Sunday, March 22, 2015

Sailor Question: Puffy Conditions

Alex D. followed up our Sailing in Transitions article with these questions:

"Thanks for the write-up. In the case of puffy winds, or puffy + windy, do you worry about closing the slot? Is the middle trimming the jib or setting to 11.5"?  
Also there is some debate in our fleet about vang-sheeting vs just sheeting out. Better to depower or dump some wind? Thanks! -Alex D."

Mike and I discussed these questions at the Orange Peel this weekend and the following is what Mike believes:

Jib Trim in Puffy Conditions

You absolutely should worry about closing the slot too much.  In very puffy/windy conditions the jib should be trimmed a little out (about an inch to 1.5") from its normal 11.5" position because it's very difficult to adjust jib trim as quickly as the main.  When lots of adjustments to main trim are needed, the middle just can't keep up, so the jib is kept eased a bit more so the slot isn't closed off when the main is eased for a puff.

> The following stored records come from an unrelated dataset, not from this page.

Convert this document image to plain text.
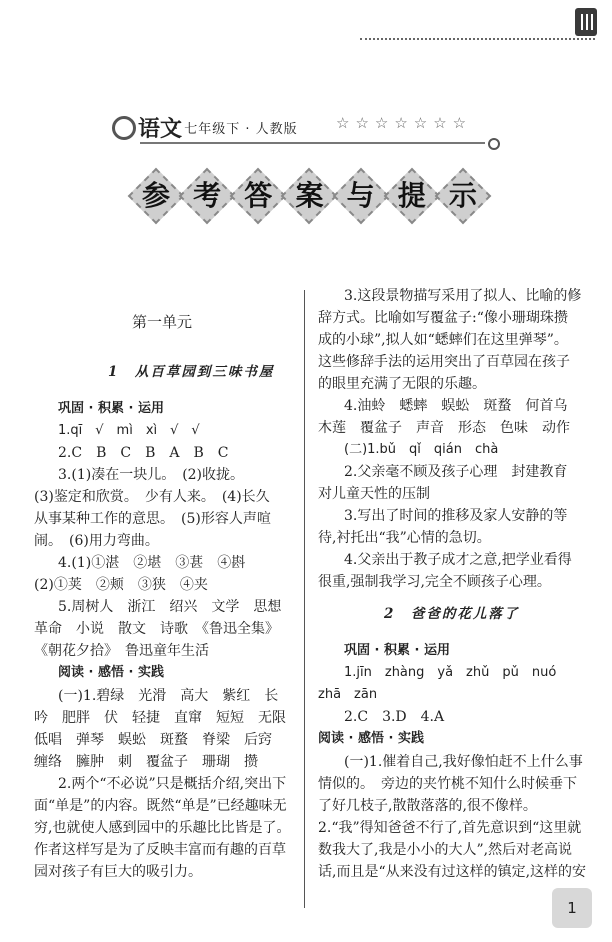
语文
· 七年级下 · 人教版	☆☆☆☆☆☆☆
参 考 答 案 与 提 示
第一单元
1　从百草园到三味书屋
巩固 · 积累 · 运用
1.qī　√　mì　xì　√　√
2.C　B　C　B　A　B　C
3.(1)凑在一块儿。　(2)收拢。
(3)鉴定和欣赏。　少有人来。　(4)长久
从事某种工作的意思。　(5)形容人声喧
闹。　(6)用力弯曲。
4.(1)①湛　②堪　③葚　④斟
(2)①荚　②颊　③狭　④夹
5.周树人　浙江　绍兴　文学　思想
革命　小说　散文　诗歌　《鲁迅全集》
《朝花夕拾》　鲁迅童年生活
阅读 · 感悟 · 实践
(一)1.碧绿　光滑　高大　紫红　长
吟　肥胖　伏　轻捷　直窜　短短　无限
低唱　弹琴　蜈蚣　斑蝥　脊梁　后窍
缠络　臃肿　刺　覆盆子　珊瑚　攒
2.两个“不必说”只是概括介绍,突出下
面“单是”的内容。既然“单是”已经趣味无
穷,也就使人感到园中的乐趣比比皆是了。
作者这样写是为了反映丰富而有趣的百草
园对孩子有巨大的吸引力。
3.这段景物描写采用了拟人、比喻的修
辞方式。比喻如写覆盆子:“像小珊瑚珠攒
成的小球”,拟人如“蟋蟀们在这里弹琴”。
这些修辞手法的运用突出了百草园在孩子
的眼里充满了无限的乐趣。
4.油蛉　蟋蟀　蜈蚣　斑蝥　何首乌
木莲　覆盆子　声音　形态　色味　动作
(二)1.bǔ　qǐ　qián　chà
2.父亲毫不顾及孩子心理　封建教育
对儿童天性的压制
3.写出了时间的推移及家人安静的等
待,衬托出“我”心情的急切。
4.父亲出于教子成才之意,把学业看得
很重,强制我学习,完全不顾孩子心理。
2　爸爸的花儿落了
巩固 · 积累 · 运用
1.jīn　zhàng　yǎ　zhǔ　pǔ　nuó
zhā　zān
2.C　3.D　4.A
阅读 · 感悟 · 实践
(一)1.催着自己,我好像怕赶不上什么事
情似的。　旁边的夹竹桃不知什么时候垂下
了好几枝子,散散落落的,很不像样。
2.“我”得知爸爸不行了,首先意识到“这里就
数我大了,我是小小的大人”,然后对老高说
话,而且是“从来没有过这样的镇定,这样的安
1
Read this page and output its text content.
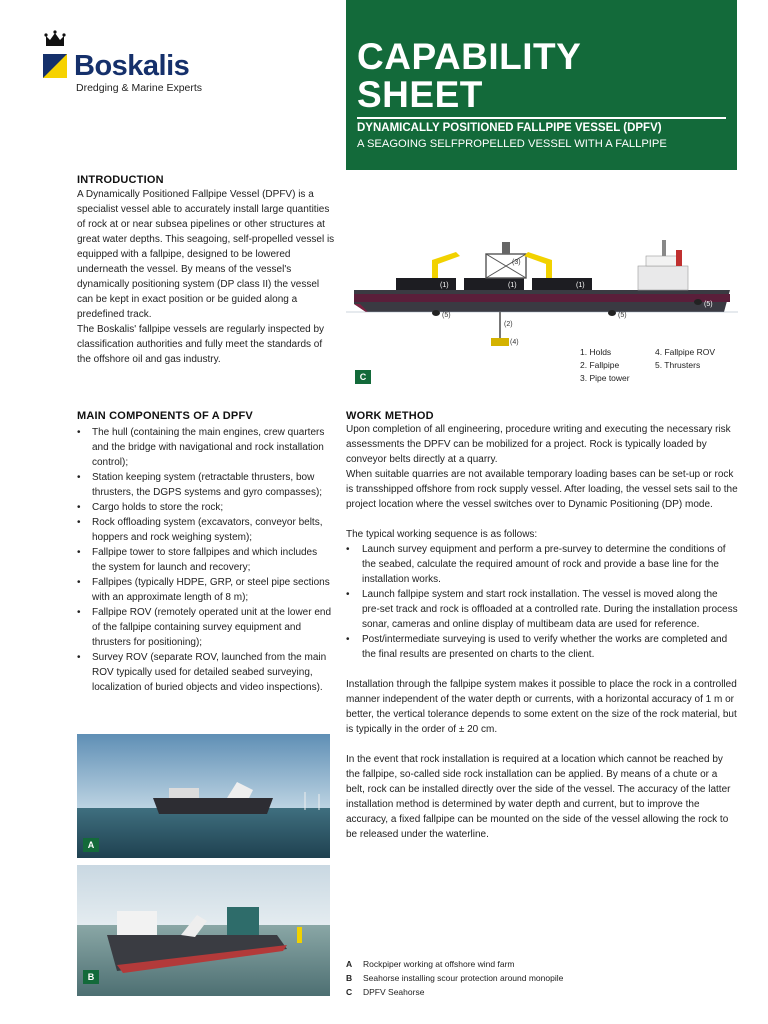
Boskalis
Dredging & Marine Experts
CAPABILITY
SHEET
DYNAMICALLY POSITIONED FALLPIPE VESSEL (DPFV)
A SEAGOING SELFPROPELLED VESSEL WITH A FALLPIPE
INTRODUCTION

A Dynamically Positioned Fallpipe Vessel (DPFV) is a specialist vessel able to accurately install large quantities of rock at or near subsea pipelines or other structures at great water depths. This seagoing, self-propelled vessel is equipped with a fallpipe, designed to be lowered underneath the vessel. By means of the vessel's dynamically positioning system (DP class II) the vessel can be kept in exact position or be guided along a predefined track.

The Boskalis' fallpipe vessels are regularly inspected by classification authorities and fully meet the standards of the offshore oil and gas industry.

(1)	(1)	(1)
(2)
(3)
(4)
(5)	(5)
(5)
C
1. Holds
2. Fallpipe
3. Pipe tower
4. Fallpipe ROV
5. Thrusters
MAIN COMPONENTS OF A DPFV
• The hull (containing the main engines, crew quarters and the bridge with navigational and rock installation control);
• Station keeping system (retractable thrusters, bow thrusters, the DGPS systems and gyro compasses);
• Cargo holds to store the rock;
• Rock offloading system (excavators, conveyor belts, hoppers and rock weighing system);
• Fallpipe tower to store fallpipes and which includes the system for launch and recovery;
• Fallpipes (typically HDPE, GRP, or steel pipe sections with an approximate length of 8 m);
• Fallpipe ROV (remotely operated unit at the lower end of the fallpipe containing survey equipment and thrusters for positioning);
• Survey ROV (separate ROV, launched from the main ROV typically used for detailed seabed surveying, localization of buried objects and video inspections).
WORK METHOD

Upon completion of all engineering, procedure writing and executing the necessary risk assessments the DPFV can be mobilized for a project. Rock is typically loaded by conveyor belts directly at a quarry.

When suitable quarries are not available temporary loading bases can be set-up or rock is transshipped offshore from rock supply vessel. After loading, the vessel sets sail to the project location where the vessel switches over to Dynamic Positioning (DP) mode.

The typical working sequence is as follows:

• Launch survey equipment and perform a pre-survey to determine the conditions of the seabed, calculate the required amount of rock and provide a base line for the installation works.
• Launch fallpipe system and start rock installation. The vessel is moved along the pre-set track and rock is offloaded at a controlled rate. During the installation process sonar, cameras and online display of multibeam data are used for reference.
• Post/intermediate surveying is used to verify whether the works are completed and the final results are presented on charts to the client.

Installation through the fallpipe system makes it possible to place the rock in a controlled manner independent of the water depth or currents, with a horizontal accuracy of 1 m or better, the vertical tolerance depends to some extent on the size of the rock material, but is typically in the order of ± 20 cm.

In the event that rock installation is required at a location which cannot be reached by the fallpipe, so-called side rock installation can be applied. By means of a chute or a belt, rock can be installed directly over the side of the vessel. The accuracy of the latter installation method is determined by water depth and current, but to improve the accuracy, a fixed fallpipe can be mounted on the side of the vessel allowing the rock to be released under the waterline.

A
B
A Rockpiper working at offshore wind farm
B Seahorse installing scour protection around monopile
C DPFV Seahorse
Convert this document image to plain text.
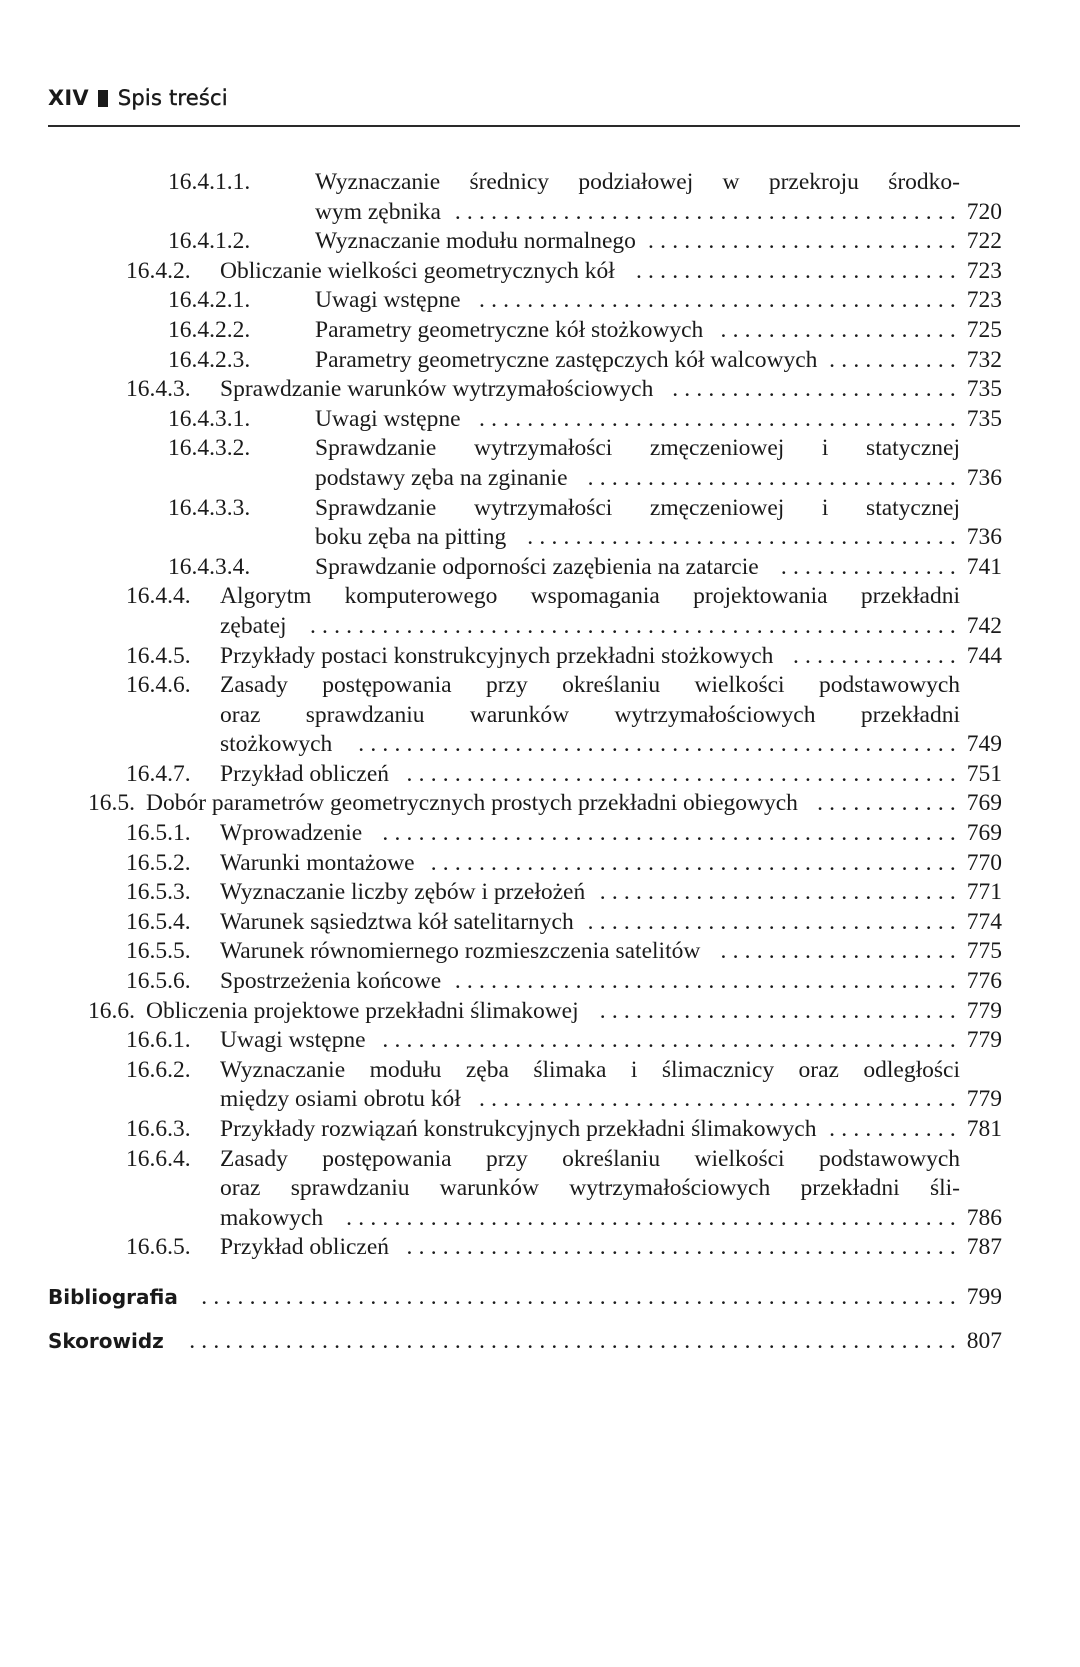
XIV Spis treści
16.4.1.1.	Wyznaczanie średnicy podziałowej w przekroju środko-
wym zębnika .......................................... 720
16.4.1.2.	Wyznaczanie modułu normalnego .......................... 722
16.4.2. Obliczanie wielkości geometrycznych kół ........................... 723
16.4.2.1.	Uwagi wstępne ........................................ 723
16.4.2.2.	Parametry geometryczne kół stożkowych .................... 725
16.4.2.3.	Parametry geometryczne zastępczych kół walcowych ........... 732
16.4.3. Sprawdzanie warunków wytrzymałościowych ........................ 735
16.4.3.1.	Uwagi wstępne ........................................ 735
16.4.3.2.	Sprawdzanie wytrzymałości zmęczeniowej i statycznej
podstawy zęba na zginanie ............................... 736
16.4.3.3.	Sprawdzanie wytrzymałości zmęczeniowej i statycznej
boku zęba na pitting .................................... 736
16.4.3.4.	Sprawdzanie odporności zazębienia na zatarcie ............... 741
16.4.4. Algorytm komputerowego wspomagania projektowania przekładni
zębatej ...................................................... 742
16.4.5. Przykłady postaci konstrukcyjnych przekładni stożkowych .............. 744
16.4.6. Zasady postępowania przy określaniu wielkości podstawowych
oraz sprawdzaniu warunków wytrzymałościowych przekładni
stożkowych	.................................................. 749
16.4.7. Przykład obliczeń .............................................. 751
16.5. Dobór parametrów geometrycznych prostych przekładni obiegowych ............ 769
16.5.1. Wprowadzenie ................................................ 769
16.5.2. Warunki montażowe ............................................ 770
16.5.3. Wyznaczanie liczby zębów i przełożeń .............................. 771
16.5.4. Warunek sąsiedztwa kół satelitarnych ............................... 774
16.5.5. Warunek równomiernego rozmieszczenia satelitów .................... 775
16.5.6. Spostrzeżenia końcowe .......................................... 776
16.6. Obliczenia projektowe przekładni ślimakowej .............................. 779
16.6.1. Uwagi wstępne ................................................ 779
16.6.2. Wyznaczanie modułu zęba ślimaka i ślimacznicy oraz odległości
między osiami obrotu kół ........................................ 779
16.6.3. Przykłady rozwiązań konstrukcyjnych przekładni ślimakowych ........... 781
16.6.4. Zasady postępowania przy określaniu wielkości podstawowych
oraz sprawdzaniu warunków wytrzymałościowych przekładni śli-
makowych ................................................... 786
16.6.5. Przykład obliczeń .............................................. 787
Bibliografia ............................................................... 799
Skorowidz	................................................................ 807
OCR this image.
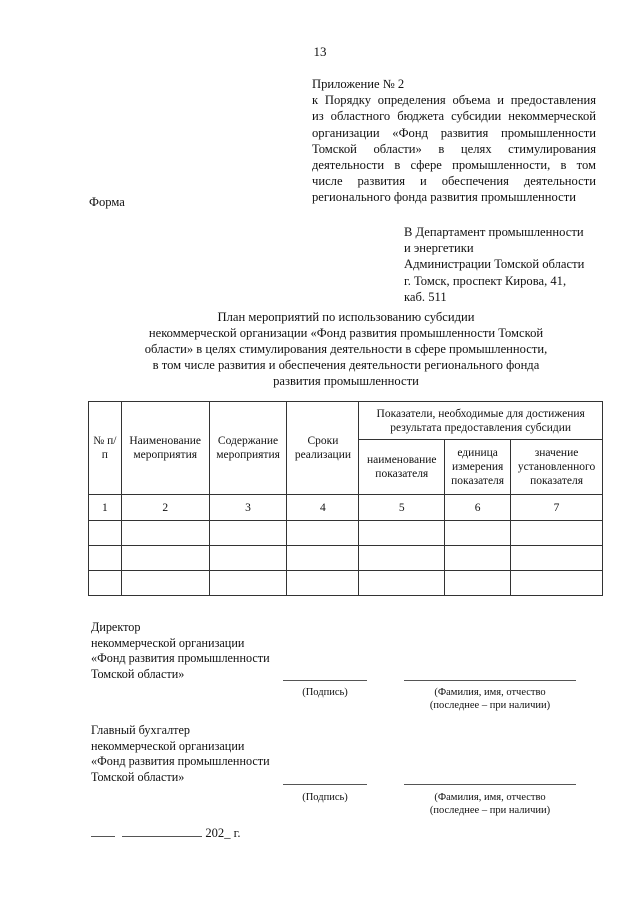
13
Приложение № 2
к Порядку определения объема и предоставления
из областного бюджета субсидии некоммерческой
организации «Фонд развития промышленности
Томской области» в целях стимулирования
деятельности в сфере промышленности, в том
числе развития и обеспечения деятельности
регионального фонда развития промышленности
Форма
В Департамент промышленности
и энергетики
Администрации Томской области
г. Томск, проспект Кирова, 41,
каб. 511
План мероприятий по использованию субсидии
некоммерческой организации «Фонд развития промышленности Томской
области» в целях стимулирования деятельности в сфере промышленности,
в том числе развития и обеспечения деятельности регионального фонда
развития промышленности
№ п/п	Наименование мероприятия	Содержание мероприятия	Сроки реализации	Показатели, необходимые для достижения результата предоставления субсидии		
				наименование показателя	единица измерения показателя	значение установленного показателя
1	2	3	4	5	6	7

Директор
некоммерческой организации
«Фонд развития промышленности
Томской области»
(Подпись)	(Фамилия, имя, отчество
(последнее – при наличии)
Главный бухгалтер
некоммерческой организации
«Фонд развития промышленности
Томской области»
(Подпись)	(Фамилия, имя, отчество
(последнее – при наличии)
202_ г.
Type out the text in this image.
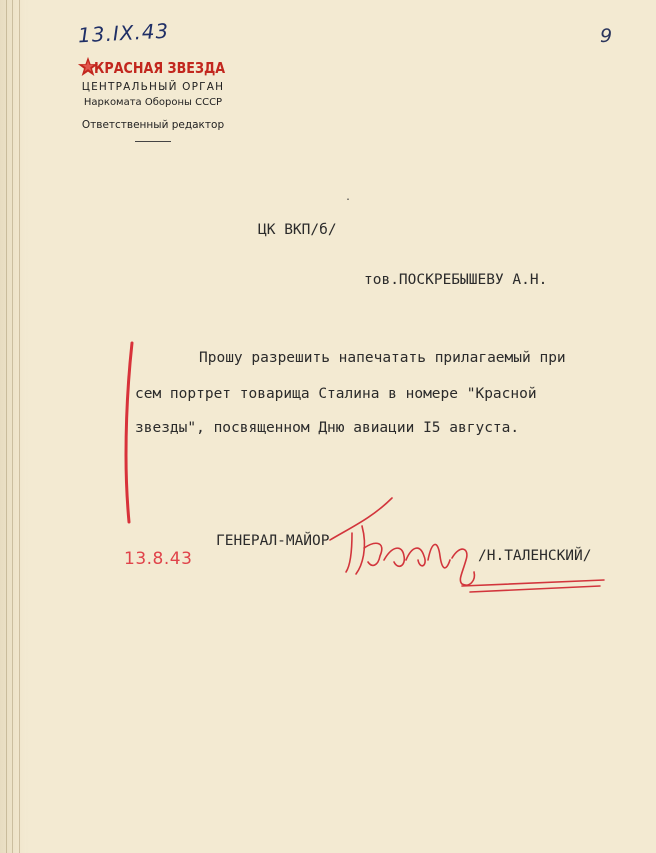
13.IX.43	9
КРАСНАЯ ЗВЕЗДА
ЦЕНТРАЛЬНЫЙ ОРГАН
Наркомата Обороны СССР
Ответственный редактор
.
ЦК ВКП/б/
тов.ПОСКРЕБЫШЕВУ А.Н.
Прошу разрешить напечатать прилагаемый при
сем портрет товарища Сталина в номере "Красной
звезды", посвященном Дню авиации I5 августа.
ГЕНЕРАЛ-МАЙОР
/Н.ТАЛЕНСКИЙ/
13.8.43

The more manageable the puffs are, the closer to regular trim you should be on the jib and the more active you are at easing during puffs with the main and trimming the jib back in with the main as the boat flattens out.

When possible you want to trim the sails in harmony, but it is often difficult in practice when you are overpowered, so err on the side of easing the jib in those conditions.

Vang Sheeting vs. Just Easing Main

Regardless of sail cut (Fisher, Proctor, or another sailmaker) the vang is necessary when easing the main in overpowered conditions.

The vang helps bend the mast, which in turn flattens out your sail and de-powers it.  Without the vang on, when the main is eased the mast will straighten out, which adds power to the main.  So while you lose power from the ease, you also add power back in because the sail becomes more full in the luff.

The answer is that you want the vang on to keep the sail shape flat when the mainsheet is eased.  With the vang on you de-power the sail in two ways while easing, making sailing in overpowered conditions much more manageable.